Continuous Virtual Machine Clone

Clone is one of the long-running virtual machine operations. It can interfere with or be interrupted by server reboot. As of vSphere 8.0 U3, continuous VM clone promises to streamline maintenance mode operations.

Continuous virtual machine clone ensures that:

VM operation automatically restarts without customer intervention after vCenter restarts.
From a user perspective, restarted operation is the same as initially requested. Customers can use existing scripts and interfaces to manage the operation.
Incoming operations are not affected while the system is recovering interrupted operation.

Going forward, continuous virtual machine clone is the default, but can be deactivated with a vpxd configuration option. If instructed by technical support personnel for example, administrators can set config.provisioning.continuousop.enabled to false in the vpxd.cfg configuration file. This can be done with the vSphere Client; see "Configure Advanced Settings" in VMware docs.

Here are the steps for continuous operation. Pre-workflow (1-3) operation was interrupted before the workflow was executed. Mid-workflow (4-5): operation was interrupted in the middle of workflow execution. Post-workflow (6): operation was interrupted when workflow finished but before task was updated.

Session preservator saves user session. Task management associates the task with returned UUID corresponding to the preserved session.
Session preservator acquires a persistent token (or other equivalents) to preserve the identity.
Workflow is journalled in VPX_JOURNAL and associated tables. The first action in workflow is RedoableAction, which is responsible for restarting the operation during recovery. Transaction manager loads workflow journals from database. For each pending continuous operation, it flags corresponding managed entities in recovery so that the entities do not participate in conflicting operations while recovery is in progress.
Restart begins. Recovery long-running operation revives persisted session. The session becomes the current user session for later privilege checks. Recovery cleans up previous operation that was interrupted, publishing any cleanup issues encountered in events or tasks.
RedoableAction checks if the operation should be restarted. If ye,s it will continue to the rest of recovery, otherwise it sets the task error status.
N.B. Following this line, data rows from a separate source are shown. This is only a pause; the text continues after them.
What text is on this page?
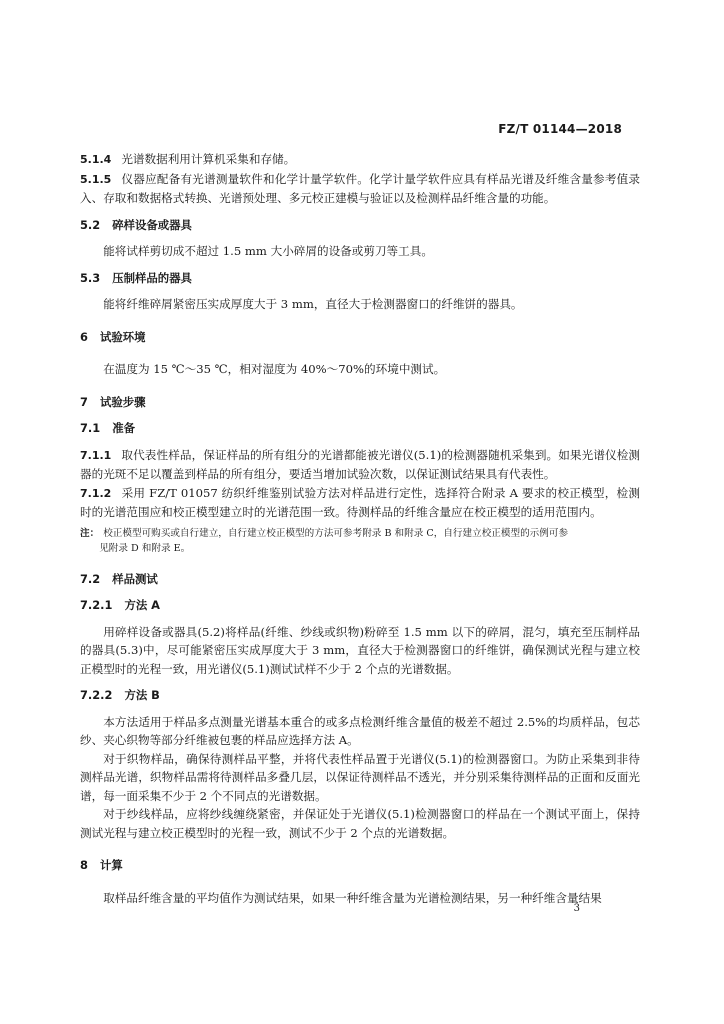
FZ/T 01144—2018

5.1.4 光谱数据利用计算机采集和存储。

5.1.5 仪器应配备有光谱测量软件和化学计量学软件。化学计量学软件应具有样品光谱及纤维含量参考值录入、存取和数据格式转换、光谱预处理、多元校正建模与验证以及检测样品纤维含量的功能。

5.2 碎样设备或器具

能将试样剪切成不超过 1.5 mm 大小碎屑的设备或剪刀等工具。

5.3 压制样品的器具

能将纤维碎屑紧密压实成厚度大于 3 mm，直径大于检测器窗口的纤维饼的器具。

6 试验环境

在温度为 15 ℃～35 ℃，相对湿度为 40%～70%的环境中测试。

7 试验步骤

7.1 准备

7.1.1 取代表性样品，保证样品的所有组分的光谱都能被光谱仪(5.1)的检测器随机采集到。如果光谱仪检测器的光斑不足以覆盖到样品的所有组分，要适当增加试验次数，以保证测试结果具有代表性。

7.1.2 采用 FZ/T 01057 纺织纤维鉴别试验方法对样品进行定性，选择符合附录 A 要求的校正模型，检测时的光谱范围应和校正模型建立时的光谱范围一致。待测样品的纤维含量应在校正模型的适用范围内。

注： 校正模型可购买或自行建立，自行建立校正模型的方法可参考附录 B 和附录 C，自行建立校正模型的示例可参
见附录 D 和附录 E。

7.2 样品测试

7.2.1 方法 A

用碎样设备或器具(5.2)将样品(纤维、纱线或织物)粉碎至 1.5 mm 以下的碎屑，混匀，填充至压制样品的器具(5.3)中，尽可能紧密压实成厚度大于 3 mm，直径大于检测器窗口的纤维饼，确保测试光程与建立校正模型时的光程一致，用光谱仪(5.1)测试试样不少于 2 个点的光谱数据。

7.2.2 方法 B

本方法适用于样品多点测量光谱基本重合的或多点检测纤维含量值的极差不超过 2.5%的均质样品，包芯纱、夹心织物等部分纤维被包裹的样品应选择方法 A。

对于织物样品，确保待测样品平整，并将代表性样品置于光谱仪(5.1)的检测器窗口。为防止采集到非待测样品光谱，织物样品需将待测样品多叠几层，以保证待测样品不透光，并分别采集待测样品的正面和反面光谱，每一面采集不少于 2 个不同点的光谱数据。

对于纱线样品，应将纱线缠绕紧密，并保证处于光谱仪(5.1)检测器窗口的样品在一个测试平面上，保持测试光程与建立校正模型时的光程一致，测试不少于 2 个点的光谱数据。

8 计算

取样品纤维含量的平均值作为测试结果，如果一种纤维含量为光谱检测结果，另一种纤维含量结果

3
Conditions when an operation should be restarted are an implementation detail, for example, it might not restart if the maximum number of retries was exceeded.
If the interruption occurs right before task status is updated, the situation is handled by performing the workflow commit and task update in a single transaction.

As implemented, managed object RedoableAction extends UndoableAction. In the vSphere Web Services API Reference, see data object TaskInfo for details about continuous operations and VM_CLONE_CONTINUOUS.